India built its reputation by making essential medicines affordable for the world. The next frontier is doing that for complex, advanced therapies. Quality is non-negotiable – many manufacturers in India make products with world class quality, with global standards. There is no compromise there.
Affordability is equally non-negotiable when patients pay out of pocket and healthcare remains a personal financial burden for the majority.
The next phase for us in India is more ambitious: becoming the world’s access engine-taking complex, high-value therapies and making them available to far more people, to every part of the world. There are millions of patients all over the world waiting for them.

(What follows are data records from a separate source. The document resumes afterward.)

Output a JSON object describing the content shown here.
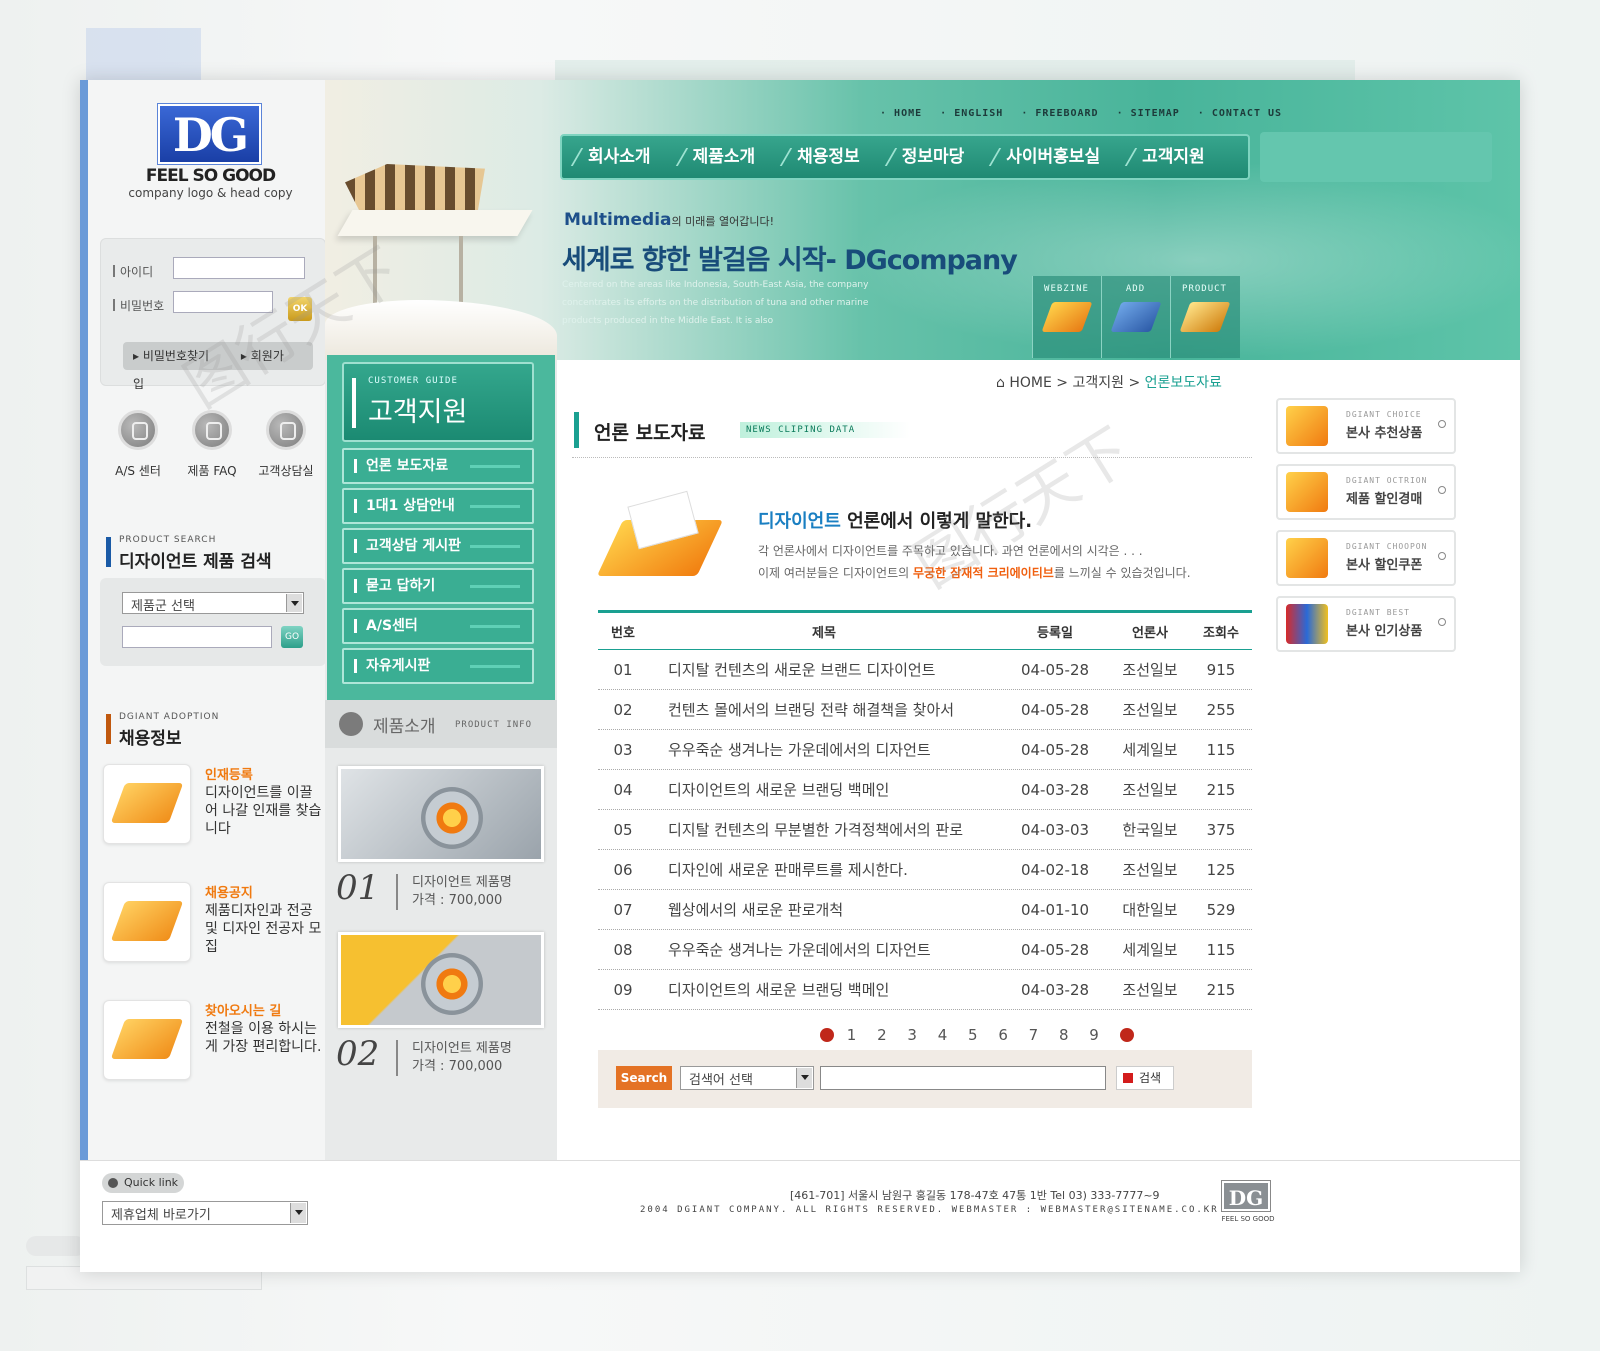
{
  "top_nav": [
    "HOME",
    "ENGLISH",
    "FREEBOARD",
    "SITEMAP",
    "CONTACT US"
  ],
  "brand": {
    "logo": "DG",
    "tagline": "FEEL SO GOOD",
    "subline": "company logo & head copy"
  },
  "login": {
    "id_label": "아이디",
    "pw_label": "비밀번호",
    "ok_label": "OK",
    "find_pw": "비밀번호찾기",
    "join": "회원가입"
  },
  "icon_links": [
    {
      "icon": "wrench-icon",
      "label": "A/S 센터"
    },
    {
      "icon": "people-icon",
      "label": "제품 FAQ"
    },
    {
      "icon": "phone-icon",
      "label": "고객상담실"
    }
  ],
  "product_search": {
    "en": "PRODUCT SEARCH",
    "title": "디자이언트 제품 검색",
    "select": "제품군 선택",
    "go": "GO"
  },
  "adoption": {
    "en": "DGIANT ADOPTION",
    "title": "채용정보"
  },
  "recruit_items": [
    {
      "title": "인재등록",
      "desc": "디자이언트를 이끌어 나갈 인재를 찾습니다"
    },
    {
      "title": "채용공지",
      "desc": "제품디자인과 전공 및 디자인 전공자 모집"
    },
    {
      "title": "찾아오시는 길",
      "desc": "전철을 이용 하시는게 가장 편리합니다."
    }
  ],
  "main_nav": [
    "회사소개",
    "제품소개",
    "채용정보",
    "정보마당",
    "사이버홍보실",
    "고객지원"
  ],
  "hero": {
    "mm_strong": "Multimedia",
    "mm_small": "의 미래를 열어갑니다!",
    "slogan": "세계로 향한 발걸음 시작- DGcompany",
    "desc": "Centered on the areas like Indonesia, South-East Asia, the company concentrates its efforts on the distribution of tuna and other marine products produced in the Middle East. It is also"
  },
  "quick3": [
    {
      "label": "WEBZINE",
      "icon": "books-icon"
    },
    {
      "label": "ADD",
      "icon": "computer-icon"
    },
    {
      "label": "PRODUCT",
      "icon": "product-icon"
    }
  ],
  "customer_guide": {
    "en": "CUSTOMER GUIDE",
    "title": "고객지원"
  },
  "side_menu": [
    "언론 보도자료",
    "1대1 상담안내",
    "고객상담 게시판",
    "묻고 답하기",
    "A/S센터",
    "자유게시판"
  ],
  "product_info": {
    "title": "제품소개",
    "en": "PRODUCT INFO"
  },
  "products": [
    {
      "num": "01",
      "name": "디자이언트 제품명",
      "price": "가격 : 700,000"
    },
    {
      "num": "02",
      "name": "디자이언트 제품명",
      "price": "가격 : 700,000"
    }
  ],
  "breadcrumb": {
    "home": "HOME",
    "sep": ">",
    "mid": "고객지원",
    "current": "언론보도자료"
  },
  "board": {
    "title": "언론 보도자료",
    "en": "NEWS CLIPING DATA",
    "intro_brand": "디자이언트",
    "intro_head": " 언론에서 이렇게 말한다.",
    "intro_line1": "각 언론사에서 디자이언트를 주목하고 있습니다. 과연 언론에서의 시각은 . . .",
    "intro_line2a": "이제 여러분들은 디자이언트의 ",
    "intro_line2b": "무궁한 잠재적 크리에이티브",
    "intro_line2c": "를 느끼실 수 있습것입니다.",
    "headers": [
      "번호",
      "제목",
      "등록일",
      "언론사",
      "조회수"
    ],
    "rows": [
      [
        "01",
        "디지탈 컨텐츠의 새로운 브랜드 디자이언트",
        "04-05-28",
        "조선일보",
        "915"
      ],
      [
        "02",
        "컨텐츠 몰에서의 브랜딩 전략 해결책을 찾아서",
        "04-05-28",
        "조선일보",
        "255"
      ],
      [
        "03",
        "우우죽순 생겨나는 가운데에서의  디자언트",
        "04-05-28",
        "세계일보",
        "115"
      ],
      [
        "04",
        "디자이언트의 새로운 브랜딩 백메인",
        "04-03-28",
        "조선일보",
        "215"
      ],
      [
        "05",
        "디지탈 컨텐츠의 무분별한 가격정책에서의 판로",
        "04-03-03",
        "한국일보",
        "375"
      ],
      [
        "06",
        "디자인에 새로운 판매루트를 제시한다.",
        "04-02-18",
        "조선일보",
        "125"
      ],
      [
        "07",
        "웹상에서의 새로운 판로개척",
        "04-01-10",
        "대한일보",
        "529"
      ],
      [
        "08",
        "우우죽순 생겨나는 가운데에서의  디자언트",
        "04-05-28",
        "세계일보",
        "115"
      ],
      [
        "09",
        "디자이언트의 새로운 브랜딩 백메인",
        "04-03-28",
        "조선일보",
        "215"
      ]
    ],
    "pages": "1 2 3 4 5 6 7 8 9",
    "search_btn": "Search",
    "search_select": "검색어 선택",
    "search_go": "검색"
  },
  "right_cards": [
    {
      "en": "DGIANT CHOICE",
      "ko": "본사 추천상품"
    },
    {
      "en": "DGIANT OCTRION",
      "ko": "제품 할인경매"
    },
    {
      "en": "DGIANT CHOOPON",
      "ko": "본사 할인쿠폰"
    },
    {
      "en": "DGIANT BEST",
      "ko": "본사 인기상품"
    }
  ],
  "footer": {
    "quick_link": "Quick link",
    "partner_select": "제휴업체 바로가기",
    "address": "[461-701] 서울시 남원구 홍길동 178-47호 47통 1반 Tel 03) 333-7777~9",
    "copyright": "2004 DGIANT COMPANY. ALL RIGHTS RESERVED. WEBMASTER : WEBMASTER@SITENAME.CO.KR",
    "logo": "DG",
    "logo_sub": "FEEL SO GOOD"
  },
  "colors": {
    "accent": "#1aa091",
    "brand_blue": "#1a3fa6",
    "orange": "#f07a10"
  }
}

While I say that, I also believe that a disease like diabetes has to be managed through the right balance between medicine, nutrition, exercise and lifestyle. It has to be managed holistically, in an integrated manner. A non-integrated approach might not give the desired outcomes.
This shift is not just commercial, not just in the thinking. It is deeply human.
Because behind every statistic that is thrown out is a story like my mother’s. Of patients who spend years of managing a disease, doing everything right, and still facing outcomes that might have been different with better therapies.
The patient sitting in a Tier 2 clinic, or a government hospital, or a modest home managing diabetes on a modest income – that patient deserves the best available standard of care, delivered holistically.
Not a lesser version.
Not some day in the future.
Right here.
Today.
Now.
Disclaimer
Views expressed above are the author's own.